The last episode we watched together was the night before she got a barrage of intense and threatening emails, phone calls, and even a delivered package from the scorned wife, who was close friends with half the office staff my mother depended on to keep her department in line. My mom had a few options: stay and push back against a possibly unhinged woman whose husband she’d slept with, in hopes said furious woman would stop the harassment and not deliver any more “anonymous” boxes of shit (yes, literal shit, hopefully animal) to our apartment; endure “lost” memos, meetings that the scheduler “forgot” to mention, and general iciness from the office staff who were solidly loyal to the guy’s wife; or hightail it outta Dodge.
Only a moron would have gone for anything other than door number three. Mom gave her notice the morning after I found an obviously fake “STD Home Testing Kit” left on our mat, which I assumed was a lame prank that wound up at the wrong address.

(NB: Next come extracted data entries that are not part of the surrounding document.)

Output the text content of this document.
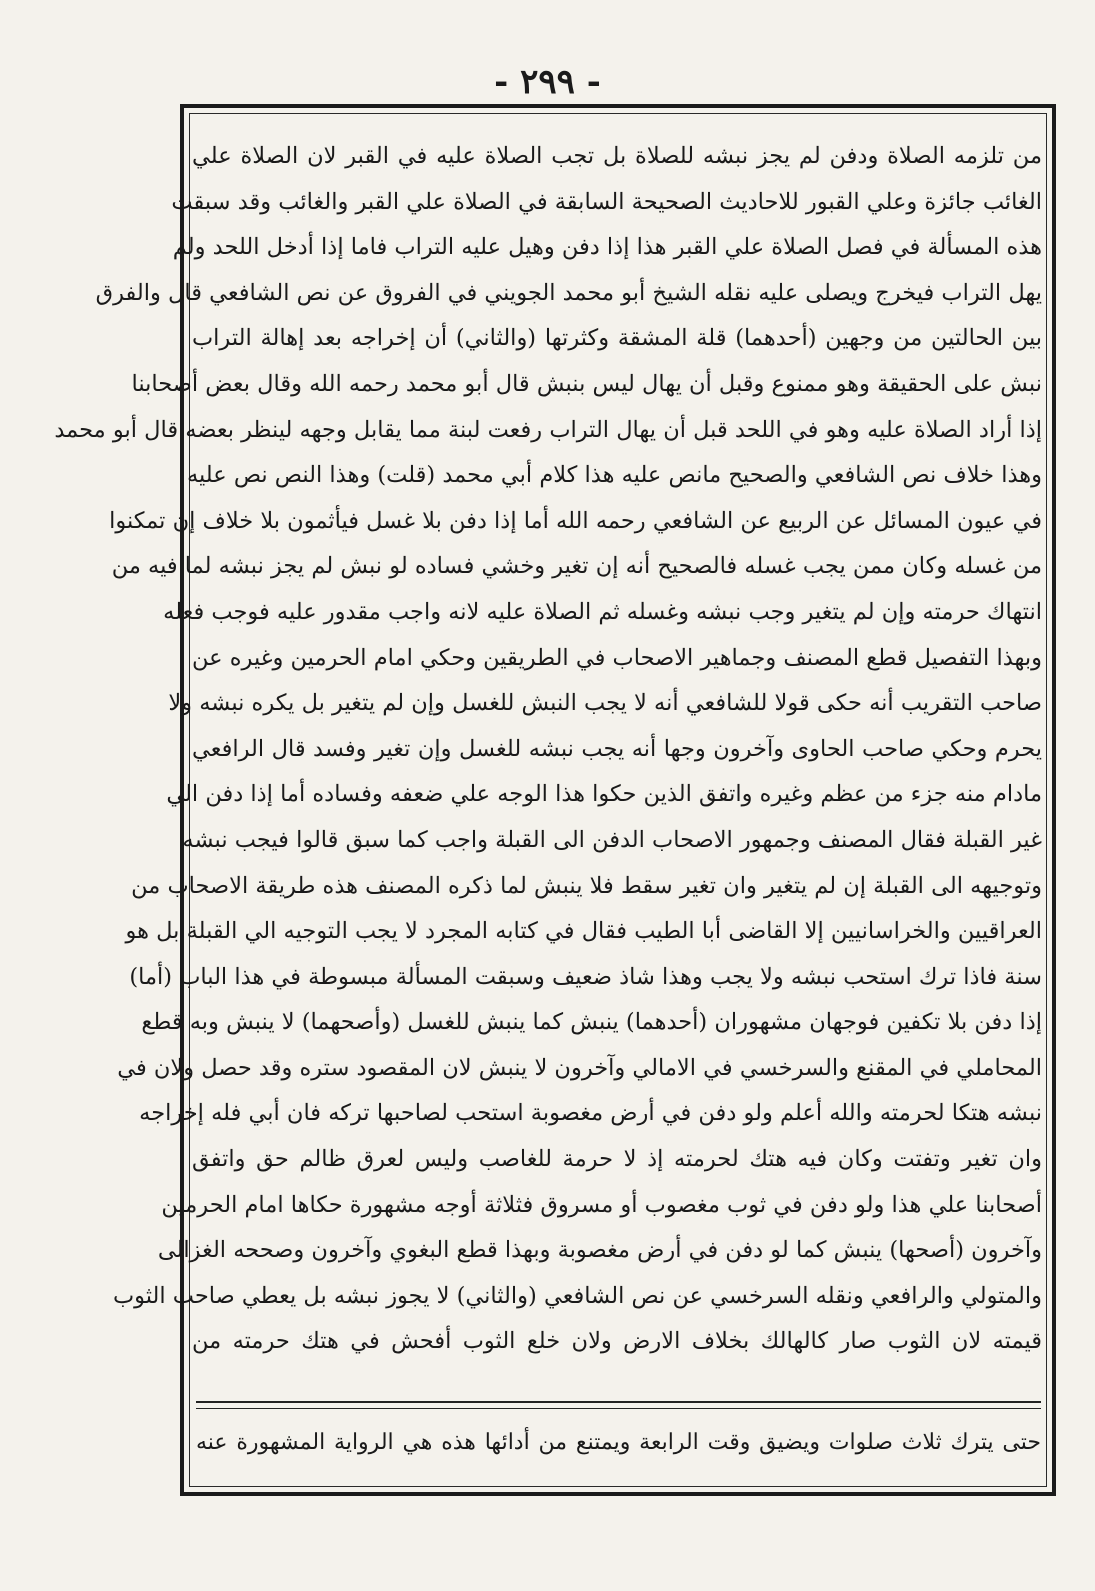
- ٢٩٩ -
من تلزمه الصلاة ودفن لم يجز نبشه للصلاة بل تجب الصلاة عليه في القبر لان الصلاة علي
الغائب جائزة وعلي القبور للاحاديث الصحيحة السابقة في الصلاة علي القبر والغائب وقد سبقت
هذه المسألة في فصل الصلاة علي القبر هذا إذا دفن وهيل عليه التراب فاما إذا أدخل اللحد ولم
يهل التراب فيخرج ويصلى عليه نقله الشيخ أبو محمد الجويني في الفروق عن نص الشافعي قال والفرق
بين الحالتين من وجهين (أحدهما) قلة المشقة وكثرتها (والثاني) أن إخراجه بعد إهالة التراب
نبش على الحقيقة وهو ممنوع وقبل أن يهال ليس بنبش قال أبو محمد رحمه الله وقال بعض أصحابنا
إذا أراد الصلاة عليه وهو في اللحد قبل أن يهال التراب رفعت لبنة مما يقابل وجهه لينظر بعضه قال أبو محمد
وهذا خلاف نص الشافعي والصحيح مانص عليه هذا كلام أبي محمد (قلت) وهذا النص نص عليه
في عيون المسائل عن الربيع عن الشافعي رحمه الله أما إذا دفن بلا غسل فيأثمون بلا خلاف إن تمكنوا
من غسله وكان ممن يجب غسله فالصحيح أنه إن تغير وخشي فساده لو نبش لم يجز نبشه لما فيه من
انتهاك حرمته وإن لم يتغير وجب نبشه وغسله ثم الصلاة عليه لانه واجب مقدور عليه فوجب فعله
وبهذا التفصيل قطع المصنف وجماهير الاصحاب في الطريقين وحكي امام الحرمين وغيره عن
صاحب التقريب أنه حكى قولا للشافعي أنه لا يجب النبش للغسل وإن لم يتغير بل يكره نبشه ولا
يحرم وحكي صاحب الحاوى وآخرون وجها أنه يجب نبشه للغسل وإن تغير وفسد قال الرافعي
مادام منه جزء من عظم وغيره واتفق الذين حكوا هذا الوجه علي ضعفه وفساده أما إذا دفن الي
غير القبلة فقال المصنف وجمهور الاصحاب الدفن الى القبلة واجب كما سبق قالوا فيجب نبشه
وتوجيهه الى القبلة إن لم يتغير وان تغير سقط فلا ينبش لما ذكره المصنف هذه طريقة الاصحاب من
العراقيين والخراسانيين إلا القاضى أبا الطيب فقال في كتابه المجرد لا يجب التوجيه الي القبلة بل هو
سنة فاذا ترك استحب نبشه ولا يجب وهذا شاذ ضعيف وسبقت المسألة مبسوطة في هذا الباب (أما)
إذا دفن بلا تكفين فوجهان مشهوران (أحدهما) ينبش كما ينبش للغسل (وأصحهما) لا ينبش وبه قطع
المحاملي في المقنع والسرخسي في الامالي وآخرون لا ينبش لان المقصود ستره وقد حصل ولان في
نبشه هتكا لحرمته والله أعلم ولو دفن في أرض مغصوبة استحب لصاحبها تركه فان أبي فله إخراجه
وان تغير وتفتت وكان فيه هتك لحرمته إذ لا حرمة للغاصب وليس لعرق ظالم حق واتفق
أصحابنا علي هذا ولو دفن في ثوب مغصوب أو مسروق فثلاثة أوجه مشهورة حكاها امام الحرمين
وآخرون (أصحها) ينبش كما لو دفن في أرض مغصوبة وبهذا قطع البغوي وآخرون وصححه الغزالى
والمتولي والرافعي ونقله السرخسي عن نص الشافعي (والثاني) لا يجوز نبشه بل يعطي صاحب الثوب
قيمته لان الثوب صار كالهالك بخلاف الارض ولان خلع الثوب أفحش في هتك حرمته من
حتى يترك ثلاث صلوات ويضيق وقت الرابعة ويمتنع من أدائها هذه هي الرواية المشهورة عنه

I press a hand on her door and slide it to the doorknob, then stop and pad away. I should go to bed, but I head outside instead and drag the hose over to the sad little twig dying in our backyard. I turn the hose on and sit with my feet in the pool, swatting mosquitoes and looking at the fat pearly moon while the water gurgles. For the first night in years, I distract myself by thinking about a boy who’s not Lincoln, and it feels like fraud. And maybe a little like hope.
While Ma’am Lovett scrawls Bible verses that correspond to the old man’s fishing trip in dusty chalk on the old blackboard before the bell, I palm a guava, working up the nerve to let it wobble in the center of her desk.
“Agnes?” She puckers her lips at the bobbling fruit.
“We were out of apples.” I wave to her with my book, and she dusts the chalk off her hands and takes the guava.
She presses it to her nose and inhales deeply, eyes closed, lips pursed. “Heaven.”
“Well, I have been called an angel. Now and then.”
Ma’am Lovett shakes her head somewhat lovingly before she goes back to the blackboard. The Generic Mean Girls from yesterday snort and whisper on cue, like they’re literally working off some D-list high school movie script on how to be total sociopaths, and then there’s a laugh that sounds sweet and warm, like taffy left in the pocket of your shorts at the shore.